Den ersten Kontakten folgte ein reger Austausch. "Dass daraus mal ein Graduiertenkolleg werden würde, war am Anfang gar nicht klar." Neben Paul, Beutel, Efferth, Dahm und Banerjee gehören Prof. Dr. Michael Simon von der Kulturanthropologie sowie Prof. Dr. Alfred Hornung und Prof. Dr. Oliver Scheiding, beide Professoren für Amerikanistik und Leiter des im Rahmen des Programms "Pro-Geisteswissenschaften" zuvor eingeworbenen Mini-Graduiertenkollegs zum Thema Life Writing, zum harten Kern derer, die das Kolleg auf den Weg brachten. Zu den Antrag stellenden Wissenschaftlerinnen und Wissenschaftlern gehören auch Prof. Dr. Cay-Rüdiger Prüll und Dr.

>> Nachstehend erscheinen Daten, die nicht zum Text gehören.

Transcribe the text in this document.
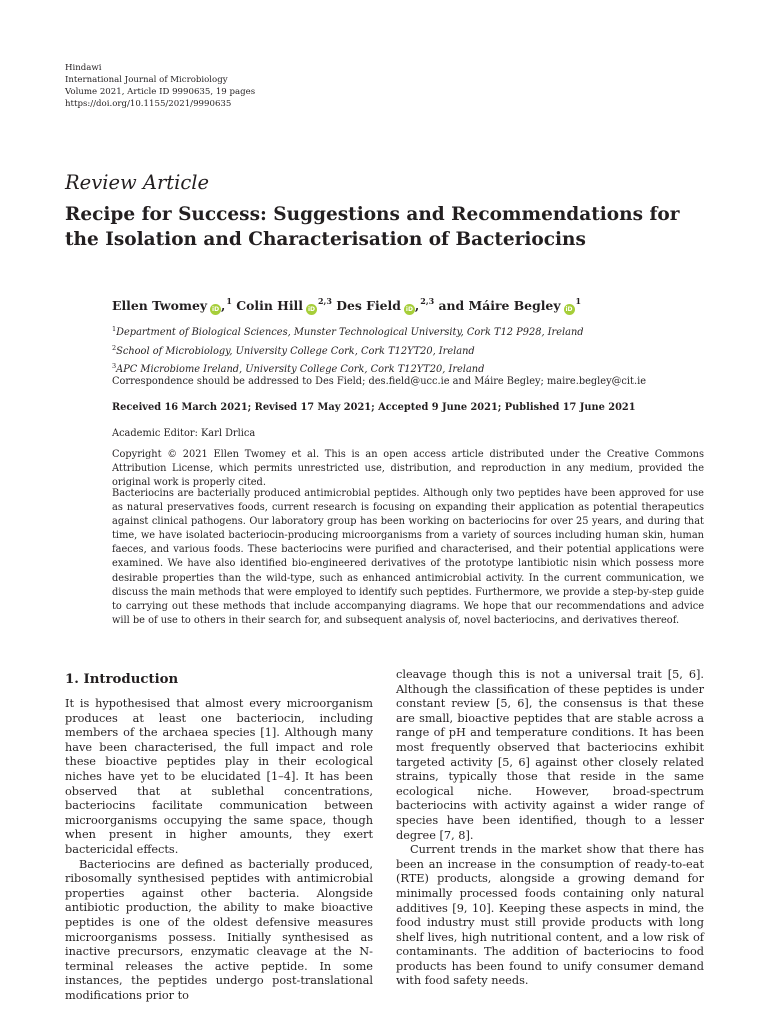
Hindawi
International Journal of Microbiology
Volume 2021, Article ID 9990635, 19 pages
https://doi.org/10.1155/2021/9990635
Review Article
Recipe for Success: Suggestions and Recommendations for the Isolation and Characterisation of Bacteriocins
Ellen Twomey iD ,$^1$ Colin Hill iD$^{2,3}$ Des Field iD ,$^{2,3}$ and Máire Begley $iD^1$
$^1$Department of Biological Sciences, Munster Technological University, Cork T12 P928, Ireland
$^2$School of Microbiology, University College Cork, Cork T12YT20, Ireland
$^3$APC Microbiome Ireland, University College Cork, Cork T12YT20, Ireland
Correspondence should be addressed to Des Field; des.field@ucc.ie and Máire Begley; maire.begley@cit.ie
Received 16 March 2021; Revised 17 May 2021; Accepted 9 June 2021; Published 17 June 2021
Academic Editor: Karl Drlica
Copyright © 2021 Ellen Twomey et al. This is an open access article distributed under the Creative Commons Attribution License, which permits unrestricted use, distribution, and reproduction in any medium, provided the original work is properly cited.
Bacteriocins are bacterially produced antimicrobial peptides. Although only two peptides have been approved for use as natural preservatives foods, current research is focusing on expanding their application as potential therapeutics against clinical pathogens. Our laboratory group has been working on bacteriocins for over 25 years, and during that time, we have isolated bacteriocin-producing microorganisms from a variety of sources including human skin, human faeces, and various foods. These bacteriocins were purified and characterised, and their potential applications were examined. We have also identified bio-engineered derivatives of the prototype lantibiotic nisin which possess more desirable properties than the wild-type, such as enhanced antimicrobial activity. In the current communication, we discuss the main methods that were employed to identify such peptides. Furthermore, we provide a step-by-step guide to carrying out these methods that include accompanying diagrams. We hope that our recommendations and advice will be of use to others in their search for, and subsequent analysis of, novel bacteriocins, and derivatives thereof.
1. Introduction

It is hypothesised that almost every microorganism produces at least one bacteriocin, including members of the archaea species [1]. Although many have been characterised, the full impact and role these bioactive peptides play in their ecological niches have yet to be elucidated [1–4]. It has been observed that at sublethal concentrations, bacteriocins facilitate communication between microorganisms occupying the same space, though when present in higher amounts, they exert bactericidal effects.

Bacteriocins are defined as bacterially produced, ribosomally synthesised peptides with antimicrobial properties against other bacteria. Alongside antibiotic production, the ability to make bioactive peptides is one of the oldest defensive measures microorganisms possess. Initially synthesised as inactive precursors, enzymatic cleavage at the N-terminal releases the active peptide. In some instances, the peptides undergo post-translational modifications prior to

cleavage though this is not a universal trait [5, 6]. Although the classification of these peptides is under constant review [5, 6], the consensus is that these are small, bioactive peptides that are stable across a range of pH and temperature conditions. It has been most frequently observed that bacteriocins exhibit targeted activity [5, 6] against other closely related strains, typically those that reside in the same ecological niche. However, broad-spectrum bacteriocins with activity against a wider range of species have been identified, though to a lesser degree [7, 8].

Current trends in the market show that there has been an increase in the consumption of ready-to-eat (RTE) products, alongside a growing demand for minimally processed foods containing only natural additives [9, 10]. Keeping these aspects in mind, the food industry must still provide products with long shelf lives, high nutritional content, and a low risk of contaminants. The addition of bacteriocins to food products has been found to unify consumer demand with food safety needs.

Susanne Michl vom Institut für Geschichte, Theorie und Ethik der Medizin. Hinzu kommen noch eine Reihe assoziierter Wissenschaftlerinnen und Wissenschaftlern. Es finden sich auch Fachleute aus den USA, Australien, Neuseeland, China und Indien darunter.

"Wir haben im Grunde die Vorarbeit für die Doktorandinnen und Doktoranden geleistet", sagt Banerjee. "Wir wissen viel von der Disziplin des jeweils anderen, von den Methoden, von der Fächerlogik. Und wir sind uns alle einig: Wenn wir das Kolleg nicht dialogisch anlegen, gerät es automatisch in Schieflage."

Bewerbungen aus aller Welt

Die Doktorandinnen und Doktoranden werden jeweils einen Betreuer aus der Geistes- und Kulturwissenschaft und einen aus der Naturwissenschaft und Medizin bekommen. "Wir als Betreuer kennen uns, das ist der große Vorteil. Wir konkurrieren nicht, sondern arbeiten zusammen. Wir helfen unseren Graduierten bei ihrem Spagat."

Bewerbungen aus aller Welt erreichen derzeit das neue Kolleg der JGU. "Es ist erstaunlich, wie viele fächerübergreifende Einzelprojekte es schon gibt", freut sich Banerjee. "Wir werden sie bündeln und versuchen, ihnen die optimale Unterstützung zu geben."

Tür an Tür werden die zwölf Graduierten am Institut für Geschichte, Theorie und Ethik der Medizin ein Zuhause finden. Ihre Büros liegen dort alle im selben Gang. "Wir haben den Rahmen geschaffen", sagt Banerjee. "Nun müssen die Graduierten ihn füllen. Wir wissen noch nicht, was da auf uns zukommt. Ich bin sehr gespannt."